In general, the common causes of WPV are understaffing, increased stress among nurses, the demanding nature of the job, and prolonged waiting period. These causes eventually end with dissatisfied patients and visitors, causing WPV [ 12 ]. In a study, 63% of emergency department violence was reported to have occurred in the waiting room, which can be attributed to the aforementioned causes [ 13 ]. To prevent WPV, the primary interventions should be carried out at the administrative level managing the high demanding job and improving the working environment. Frequent training should be conducted on improving patient-nurse relationships, stress management, communication skills, anger-control management, and de-escalation skills [ 12 ].

Health care workers, including nurses, should be appropriately educated on the hospital/organization’s policy on reporting violence. According to Escribano et al. , in a study conducted in Switzerland general hospital, only 7.6% of the participants knew about their hospital policy against WPV. Similarly, as per the same article, in a study conducted in Australia, among the 37.7% of official complaints against the WPV, only 1% got a response from the administration [ 3 ]. These two studies show that WPV is most likely not being reported due to a lack of knowledge on policies, and administration/supervisors utterly ignore those reported. Hence, it creates an untrusty working climate. WPV against nurses is getting worse day by day. Hence, it is imperative to have a zero-tolerance policy against WPV.

3.7. A nurse’s position

WPV is an occupational hazard that is getting uglier by the day. It is never acceptable, and no matter the culprit’s physical or psychological status, they should be held responsible for such a heinous crime. Among all health care workers, nurses, especially female nurses, are more at risk of being abused at the workplace. Despite being the most ethical and caring profession, the nursing profession is still a victim in today’s patriarchal society. It is disheartening to see that despite the increased violence against the nurses, nothing tangible has been done to protect them. The constant fear of being a victim of WPV makes nurses self-conscious around the patient, which hampers the nurse-patient relationship. This situation dramatically decreases the quality of care and willingness to care for a patient.
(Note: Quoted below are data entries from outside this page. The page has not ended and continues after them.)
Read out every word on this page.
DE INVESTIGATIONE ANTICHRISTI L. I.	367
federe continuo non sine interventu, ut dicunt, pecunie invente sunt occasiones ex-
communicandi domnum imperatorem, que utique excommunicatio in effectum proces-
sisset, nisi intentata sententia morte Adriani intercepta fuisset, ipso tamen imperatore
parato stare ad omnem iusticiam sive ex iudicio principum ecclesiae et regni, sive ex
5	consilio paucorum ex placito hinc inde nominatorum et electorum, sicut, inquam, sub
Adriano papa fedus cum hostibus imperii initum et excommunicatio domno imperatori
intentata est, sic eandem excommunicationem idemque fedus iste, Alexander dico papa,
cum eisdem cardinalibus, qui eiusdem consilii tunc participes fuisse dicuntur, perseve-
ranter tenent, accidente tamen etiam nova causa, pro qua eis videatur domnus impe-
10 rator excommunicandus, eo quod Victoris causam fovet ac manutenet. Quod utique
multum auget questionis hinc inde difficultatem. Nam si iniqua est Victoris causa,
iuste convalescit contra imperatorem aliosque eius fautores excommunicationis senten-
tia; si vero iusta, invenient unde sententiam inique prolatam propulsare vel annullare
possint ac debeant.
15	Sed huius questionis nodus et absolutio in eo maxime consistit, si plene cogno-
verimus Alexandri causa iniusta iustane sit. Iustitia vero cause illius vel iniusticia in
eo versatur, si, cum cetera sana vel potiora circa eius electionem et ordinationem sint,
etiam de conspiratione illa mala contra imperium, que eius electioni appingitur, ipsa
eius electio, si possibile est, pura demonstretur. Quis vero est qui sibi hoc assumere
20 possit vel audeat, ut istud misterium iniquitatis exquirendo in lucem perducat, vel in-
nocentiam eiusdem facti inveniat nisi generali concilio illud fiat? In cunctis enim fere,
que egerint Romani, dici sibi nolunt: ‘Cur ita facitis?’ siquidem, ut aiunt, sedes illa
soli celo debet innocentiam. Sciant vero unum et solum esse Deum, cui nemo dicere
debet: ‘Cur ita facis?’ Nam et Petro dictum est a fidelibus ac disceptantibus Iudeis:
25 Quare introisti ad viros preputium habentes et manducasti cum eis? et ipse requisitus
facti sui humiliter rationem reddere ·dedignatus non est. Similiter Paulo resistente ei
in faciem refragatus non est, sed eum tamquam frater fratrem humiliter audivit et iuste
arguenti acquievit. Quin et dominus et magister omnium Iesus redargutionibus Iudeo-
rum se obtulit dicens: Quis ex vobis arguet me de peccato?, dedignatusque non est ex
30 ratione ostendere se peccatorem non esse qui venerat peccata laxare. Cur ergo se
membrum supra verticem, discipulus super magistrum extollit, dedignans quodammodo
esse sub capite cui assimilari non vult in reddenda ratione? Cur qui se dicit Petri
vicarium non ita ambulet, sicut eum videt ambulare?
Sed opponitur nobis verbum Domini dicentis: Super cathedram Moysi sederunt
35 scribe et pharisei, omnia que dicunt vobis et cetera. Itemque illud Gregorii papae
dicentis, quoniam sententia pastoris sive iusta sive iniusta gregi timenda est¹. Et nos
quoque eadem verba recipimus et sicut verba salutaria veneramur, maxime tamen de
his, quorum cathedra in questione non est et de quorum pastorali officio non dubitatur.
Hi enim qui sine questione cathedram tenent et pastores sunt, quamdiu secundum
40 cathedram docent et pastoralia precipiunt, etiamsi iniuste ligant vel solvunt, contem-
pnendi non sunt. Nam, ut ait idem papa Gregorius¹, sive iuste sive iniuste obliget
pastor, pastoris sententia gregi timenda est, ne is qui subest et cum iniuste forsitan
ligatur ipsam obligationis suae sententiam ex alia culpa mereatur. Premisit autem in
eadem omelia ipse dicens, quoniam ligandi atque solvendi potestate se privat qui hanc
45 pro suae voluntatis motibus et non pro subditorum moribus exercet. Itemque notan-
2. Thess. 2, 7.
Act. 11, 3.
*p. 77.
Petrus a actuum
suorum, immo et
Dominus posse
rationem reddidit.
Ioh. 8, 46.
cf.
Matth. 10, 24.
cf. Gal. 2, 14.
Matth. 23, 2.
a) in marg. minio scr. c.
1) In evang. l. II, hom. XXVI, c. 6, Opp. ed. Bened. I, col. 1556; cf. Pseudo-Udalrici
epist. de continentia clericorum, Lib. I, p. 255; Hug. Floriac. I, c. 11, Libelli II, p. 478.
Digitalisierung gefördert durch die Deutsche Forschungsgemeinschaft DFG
Nursing is not an easy profession. It is demanding and requires a lot of patience as the nurses work with people from different locations and cultural backgrounds. However, WPV is turning an already difficult job into an unbearable one. The nursing profession is already facing shortages due to increased life expectancy of patients and inequitable workforce distribution. Furthermore, if this WPV against nurses cannot be managed in time, we cannot say that the day will not come when we have a severe shortage of nurses which will eventually cause the collapse of the health-care services.

4. Conclusion

Any act that causes physical, psychological, or sexual harm to the nurses at the place of work is WPV against the nurses. Unfortunately, violence in the workplace has become so common that it is now considered an unpleasant part of the job and ignored instead of being reported. Nurses should be educated appropriately on hospital policies against WPV and be encouraged to report any incidence.

Acknowledgments

Conflicts of interest.

The authors have no conflicts of interest to declare.